伝説の指導者 ~ 西高なぎなた部を創った一川治子先生

 「新人戦は、攻める姿勢が大切。たとえ相打ちになってもよいから、攻める。負けたくないという気持ちで防御に力を入れる選手は伸びません。」

 新人戦の見どころを尋ねた私に対して、一川先生は明言されました。また先生は、審判の姿勢に関しても次のように述べられました。

 「最後の高校総体ではないのだから、選手たちはまだまだ未完成。審判が考える理想の一本は遠い。多少、当たりが浅い、姿勢が不十分な面があっても、勢いがあれば一本取ってやっていい。そのことで選手を伸ばすのが新人戦です。」

 11月13日(日)、熊本西高体育館にて「令和4年度熊本県高等学校なぎなた新人戦大会」が開催されました。私は県高体連のなぎなた部会長として臨みましたが、このような県大会は県なぎなた連盟から審判のご協力を得ることになっており、同連盟副会長の一川治子先生には必ずご出席いただき、審判長をお願いしています。一川先生がいらっしゃることで大会が引き締まります。先生は、試合会場へいらっしゃると、本部席のところに必ずお香を立てられます。日頃、ご指導されている熊本武道館において武神に供える習わしです。この香りで、勝負の場が清められたような感じとなり、私たちも気持ちが落ち着きます。

 一川先生は、熊本西高なぎなた部を創った方です。平成3年の西高体育コース発足以来20年間、女子なぎなた部の監督として指導に当たられ、平成13年から平成17年にかけて全国高校総体なぎなた競技団体で5連覇、そして通算7回優勝という空前の偉業を成し遂げられました。この他、国体において熊本県チームを幾度も優勝に導くなど、なぎなたでは全国に知られた伝説の指導者です。
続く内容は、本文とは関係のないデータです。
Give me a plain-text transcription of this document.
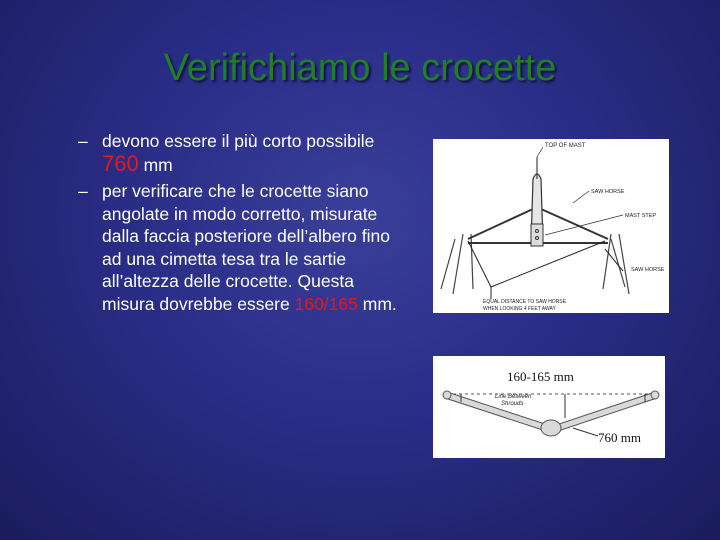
Verifichiamo le crocette
– devono essere il più corto possibile 760 mm
– per verificare che le crocette siano angolate in modo corretto, misurate dalla faccia posteriore dell’albero fino ad una cimetta tesa tra le sartie all’altezza delle crocette. Questa misura dovrebbe essere 160/165 mm.
TOP OF MAST
SAW HORSE
MAST STEP
SAW HORSE
EQUAL DISTANCE TO SAW HORSE
WHEN LOOKING 4 FEET AWAY
160-165 mm
Line Between
Shrouds
760 mm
 西高の監督を退かれておよそ15年になりますが、背筋は伸び、声も張りがあり、なぎなた競技への情熱はいささかも減じておられません。現在も熊本武道館において子どもから高校生、大人まで指導をされ、生涯現役を貫いておられます。

 大会の度に一川先生とご一緒でき、長いご指導の経験談やなぎなたの奥の深さについてご教示いただくことが私にとってはかけがえのない時間です。

 「会場を整え、審判員がついた公式戦を用意することが大人の役割。選手は試合をすることで伸びていきます。ほら、見てください。初戦にくらべ、試合を重ねるごとに内容が良くなっているでしょう。」

 武道の、いや人生の達人の慧眼に感服しながら、初々しくもはつらつとした新人戦大会を観戦できました。西高なぎなた部の伝統はこれからも続きます。